Alors que les écoles maternelles situées dans des zones hautement contaminées, étiquetées villes rouges, étaient censées rester fermées, les ministres ont voté pour les autoriser à ouvrir quand même, dans un mouvement largement considéré comme le résultat de la pression exercée par les politiciens ultra-orthodoxes.

La grande majorité des habitants des villes rouges sont ultra-orthodoxes.

Des garçons jouent dans une école de Beitar Illit qui a ouvert ses portes en violation des règles du coronavirus, le 18 octobre 2020. (Capture d’écran : Twitter)

Parallèlement, de nombreuses écoles de garçons pour les enfants plus âgés ont également ouvert en violation des règles – la police ne déployant pas beaucoup d’efforts pour tenter de les faire respecter.

« L’idée d’ouvrir des garderies dans les zones rouges actuellement est politique ; l’idée de ne pas avoir de confinement en août était politique ; et c’est politique d’avoir un responsable de la lutte contre le coronavirus qui a une armée d’experts qui ne l’écoute pas en ce qui concerne son système de feux de circulation, et qui le fait parfois passer pour un bouc émissaire », a-t-il dit en se référant au rejet du plan de « feux de circulation » de Ronni Gamzu il y a plusieurs semaines. Au lieu de cela, les autorités ont voté la mise en place d’un confinement à l’échelle nationale.

Le chargé de la lutte contre le coronavirus Ronni Gamzu à une réunion de la commission du travail et des affaires sociales, à Jérusalem, le 19 octobre 2020. (Crédit : Shmulik Grossman/Knesset)

Dimanche, le Premier ministre Benjamin Netanyahu a rejeté l’idée selon laquelle des considérations politiques aient joué un quelconque rôle dans l’élaboration du plan de sortie du confinement national, affirmant plutôt que la voie de la réouverture reposait uniquement sur les conseils des experts et des responsables de la santé. « Nous n’avons pas accepté de modifier le plan soumis par les experts [de la santé] », a-t-il déclaré au début de la réunion hebdomadaire du cabinet.

Le chercheur a déclaré que les esprits sont si fermés dans les discussions de la Knesset que, d’après son expérience, « dans un forum de 10 députés, vous pouvez avoir une discussion sérieuse avec trois d’entre eux, mais la majorité sont juste là pour exprimer leur position, et savent déjà à l’avance ce qu’ils vont dire, indépendamment de ce que vous dites en tant qu’expert. »

« Si ce que vous avez à dire ne correspond pas à leur point de vue politique, ils n’écouteront tout simplement pas », a-t-il dit.

« Récemment, ceux du Likud ont fait pression pour le confinement et les députés de Kakhol lavan ont fait pression pour que des entreprises ouvrent », a-t-il déclaré. « Et les experts peuvent avoir le sentiment que quoi que vous disiez, vous serez attaqués pour ne pas avoir soutenu l’un ou l’autre. »

Les rapports sur la session du cabinet Corona, qui s’est déroulée jeudi et à laquelle l’universitaire souligne qu’il n’a pas assisté, ont été particulièrement « choquants ». Au cours de cette réunion, les ministres ont en effet voté pour commencer à assouplir le bouclage.
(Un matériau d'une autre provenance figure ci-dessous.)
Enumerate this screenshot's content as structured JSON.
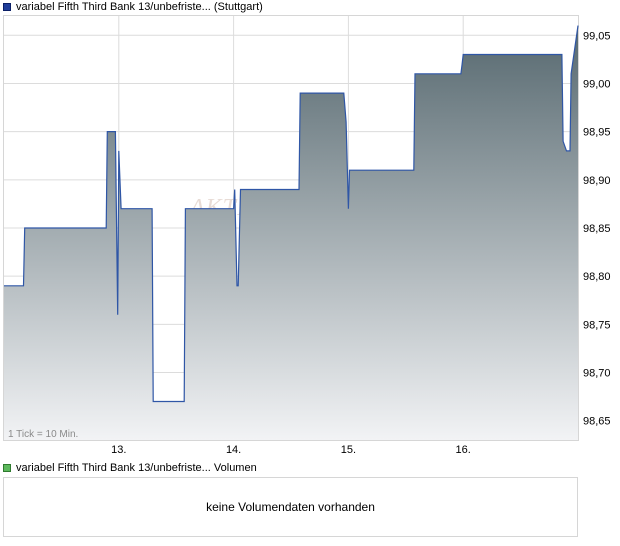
{
  "legend_price": {
    "label": "variabel Fifth Third Bank 13/unbefriste... (Stuttgart)",
    "color": "#1f3d99"
  },
  "legend_volume": {
    "label": "variabel Fifth Third Bank 13/unbefriste... Volumen",
    "color": "#5cb85c"
  },
  "tick_note": "1 Tick = 10 Min.",
  "watermark": "AKTIEN",
  "volume_message": "keine Volumendaten vorhanden",
  "colors": {
    "line": "#2f56a6",
    "fill_top": "#56686f",
    "fill_bottom": "#f2f3f5",
    "grid": "#dcdcdc"
  },
  "chart_data": {
    "type": "area",
    "title": "",
    "xlabel": "",
    "ylabel": "",
    "x_ticks": [
      "13.",
      "14.",
      "15.",
      "16."
    ],
    "x_tick_positions": [
      1,
      2,
      3,
      4
    ],
    "xlim": [
      0,
      5
    ],
    "ylim": [
      98.63,
      99.07
    ],
    "y_ticks": [
      "99,05",
      "99,00",
      "98,95",
      "98,90",
      "98,85",
      "98,80",
      "98,75",
      "98,70",
      "98,65"
    ],
    "y_tick_values": [
      99.05,
      99.0,
      98.95,
      98.9,
      98.85,
      98.8,
      98.75,
      98.7,
      98.65
    ],
    "grid": true,
    "series": [
      {
        "x": [
          0,
          0.17,
          0.18,
          0.89,
          0.9,
          0.97,
          0.99,
          1.0,
          1.02,
          1.04,
          1.29,
          1.3,
          1.57,
          1.58,
          1.85,
          1.86,
          2.0,
          2.01,
          2.03,
          2.04,
          2.06,
          2.08,
          2.57,
          2.58,
          2.96,
          2.98,
          3.0,
          3.01,
          3.57,
          3.58,
          3.96,
          3.98,
          3.99,
          4.0,
          4.02,
          4.86,
          4.87,
          4.9,
          4.93,
          4.94,
          5.0
        ],
        "y": [
          98.79,
          98.79,
          98.85,
          98.85,
          98.95,
          98.95,
          98.76,
          98.93,
          98.87,
          98.87,
          98.87,
          98.67,
          98.67,
          98.87,
          98.87,
          98.87,
          98.87,
          98.89,
          98.79,
          98.79,
          98.89,
          98.89,
          98.89,
          98.99,
          98.99,
          98.96,
          98.87,
          98.91,
          98.91,
          99.01,
          99.01,
          99.01,
          99.02,
          99.03,
          99.03,
          99.03,
          98.94,
          98.93,
          98.93,
          99.01,
          99.06
        ]
      }
    ]
  }
}
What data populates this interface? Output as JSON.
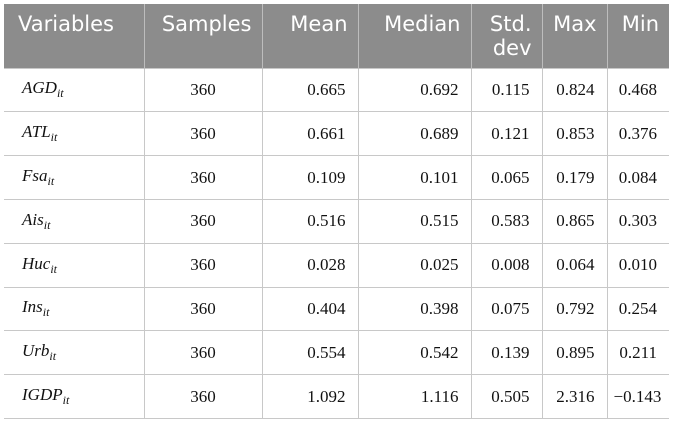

Parmi les mesures rejetées figure un projet du ministre de l’Intérieur Aryeh Deri visant à autoriser les mariages de 200 personnes maximum.

Un couple célèbre son mariage dans un parc public de l’implantation d’Efrat, le 15 mars 2020. (Gershon Elinson/Flash90)

De nombreux experts ont dit aux politiciens que les grands mariages sont susceptibles d’être des événements à grande échelle qui déclenchent de nombreuses chaînes d’infection. Deri se serait senti tellement lésé par le rejet qu’il a voté pour le maintien du confinement et a quitté la réunion Zoom sous le coup de la colère.

« Le fait que vous demandiez cela, que cela arrive ou non, montre que vous n’écoutez pas et que vous ne comprenez pas la gravité de la situation », a alors déclaré le chercheur.